Coyle’s professional art career was shaped by all the years she spent admiring and making art as a child. Growing up, she took an art class just about every year in school.
This early exposure to art made it easier for her to explore and experiment with different mediums before finding her niche in collage.
Throughout Coyle’s youth, she thought she wanted to become a writer. She spent countless hours writing poetry and short stories, and was constantly reading literature. In 2004 she attended Elon University where she majored in creative writing. After a few writing workshops, Coyle realized she was no longer as passionate about writing as she had been. It was at that point that she decided to pick up art as a second major and see how the visual arts could spark her interest.
After graduating from college in 2008, she realized she enjoyed making artwork more than writing poetry and prose. At Elon she studied painting and her style was very much influenced by the impressionists and artists like Vincent van Gogh – who used large, bold brushstrokes. Take a look at one of her paintings from this time.
Towards the end of her college career, she began experimenting with collage-like paintings. First she would paint two images on two different canvases. Then she would cut one of the paintings into several pieces and stitch them onto the painting that was in one piece. The finished work of art looked a lot like a patchwork quilt. Look at one of Coyle’s paintings from this time.
Megan Coyle began making collages back in high school. Back then they were mixed media pieces where she would draw on top of the magazine strips with oil pastel or paint. Take a look at one of her older collages. In college she continued to make collages in her free time. For her senior thesis exhibition, she created her first cohesive series of collage portraits that were made entirely from magazine strips.
With her college years behind her, Coyle continued to move forward and hone her collage technique. She started calling her process “painting with paper,” where she manipulated magazine strips in such a way that they strongly resembled the brushstrokes in a painting.
Megan Coyle now enjoys it when people think her collages are paintings. She likes it when they step closer to her work to get a better look once they realize it’s not made with paint, but layered paper. Thus it creates more of an interaction between the viewer and artwork, as the viewer studies the way the art was constructed.
She likes the idea of taking something ordinary like magazines to make something unexpected like a work of art.
Coyle has become known for her portraiture work, which is inspired by everyday settings and events. She likes creating scenes that her viewers can relate to familiar experiences and memories of their own. She likes to think of her portraits as snapshots of a moment in someone’s life.

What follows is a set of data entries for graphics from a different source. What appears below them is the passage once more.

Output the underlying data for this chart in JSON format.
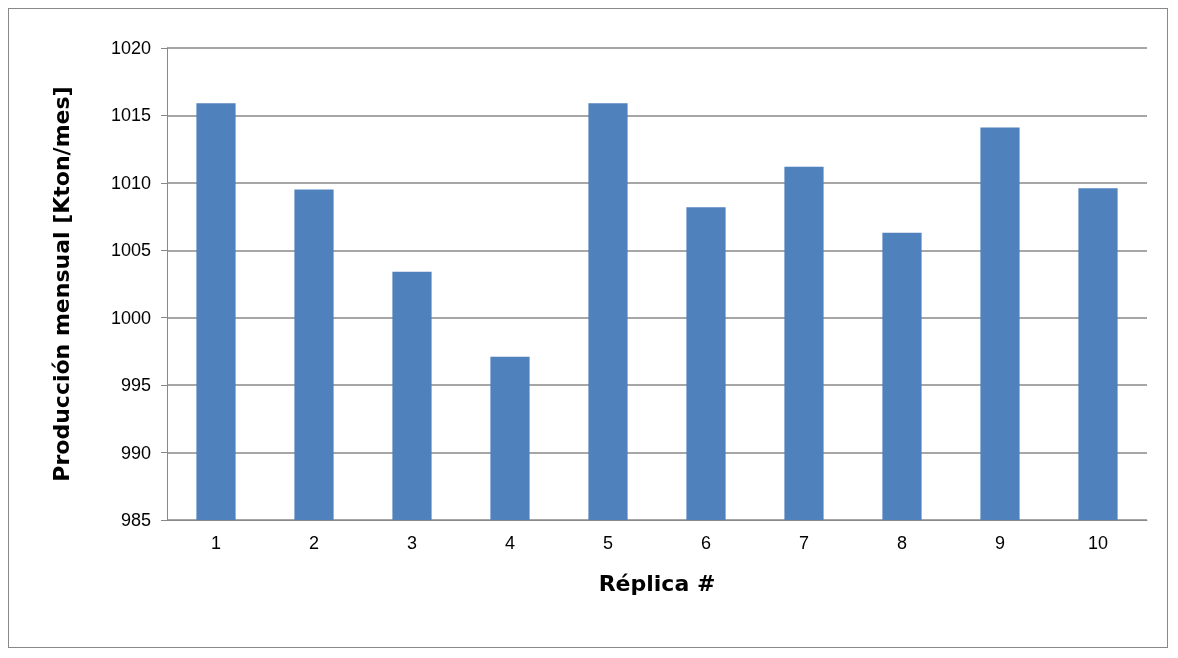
{
  "chart_data": {
    "type": "bar",
    "xlabel": "Réplica #",
    "ylabel": "Producción mensual [Kton/mes]",
    "categories": [
      "1",
      "2",
      "3",
      "4",
      "5",
      "6",
      "7",
      "8",
      "9",
      "10"
    ],
    "values": [
      1015.9,
      1009.5,
      1003.4,
      997.1,
      1015.9,
      1008.2,
      1011.2,
      1006.3,
      1014.1,
      1009.6
    ],
    "color": "#4f81bd",
    "ylim": [
      985,
      1020
    ],
    "yticks": [
      985,
      990,
      995,
      1000,
      1005,
      1010,
      1015,
      1020
    ],
    "grid": "y"
  }
}
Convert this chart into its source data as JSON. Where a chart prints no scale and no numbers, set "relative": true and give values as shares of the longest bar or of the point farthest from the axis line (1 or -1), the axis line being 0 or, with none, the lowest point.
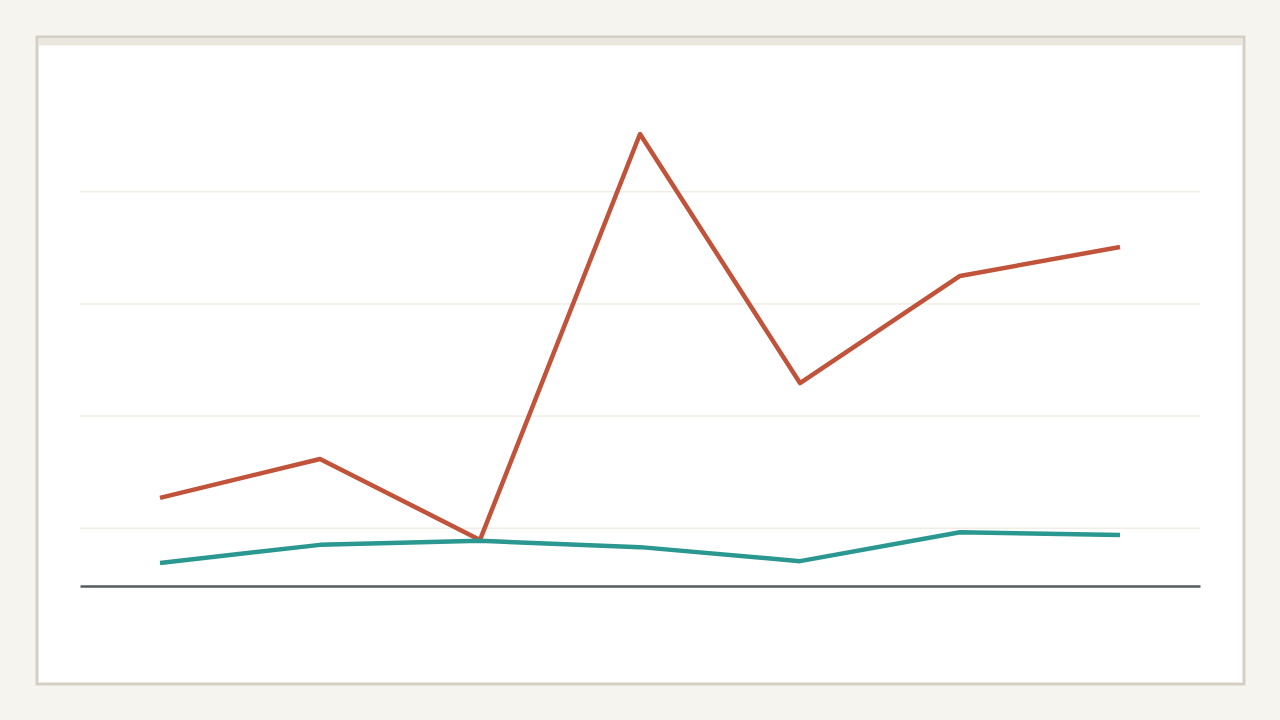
{
  "chart_data": {
    "type": "line",
    "relative": true,
    "categories": [
      null,
      null,
      null,
      null,
      null,
      null,
      null
    ],
    "series": [
      {
        "color": "#c0533a",
        "values": [
          0.195,
          0.281,
          0.102,
          1,
          0.449,
          0.686,
          0.75
        ]
      },
      {
        "color": "#2a9890",
        "values": [
          0.051,
          0.091,
          0.1,
          0.086,
          0.055,
          0.119,
          0.113
        ]
      }
    ],
    "ref_lines": [
      {
        "axis": "y",
        "value": 0.128,
        "color": "#e6e4d8"
      },
      {
        "axis": "y",
        "value": 0.376,
        "color": "#e6e4d8"
      },
      {
        "axis": "y",
        "value": 0.624,
        "color": "#e6e4d8"
      },
      {
        "axis": "y",
        "value": 0.872,
        "color": "#e6e4d8"
      }
    ],
    "marker": "none",
    "line_style": "solid"
  }
}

Aside from portraiture, Coyle also creates landscape, cityscape, animal, and still life collages. Quite a few of her animal collages are inspired by visits to the National Zoo in Washington, DC. Many of her landscapes and cityscapes are also inspired by familiar scenes in the DC area. Coyle is constantly inspired by the sights she sees when she travels to new cities or when she continues to explore the places she’s already been.
Megan Coyle currently resides in New York City where she continues to work on her collages.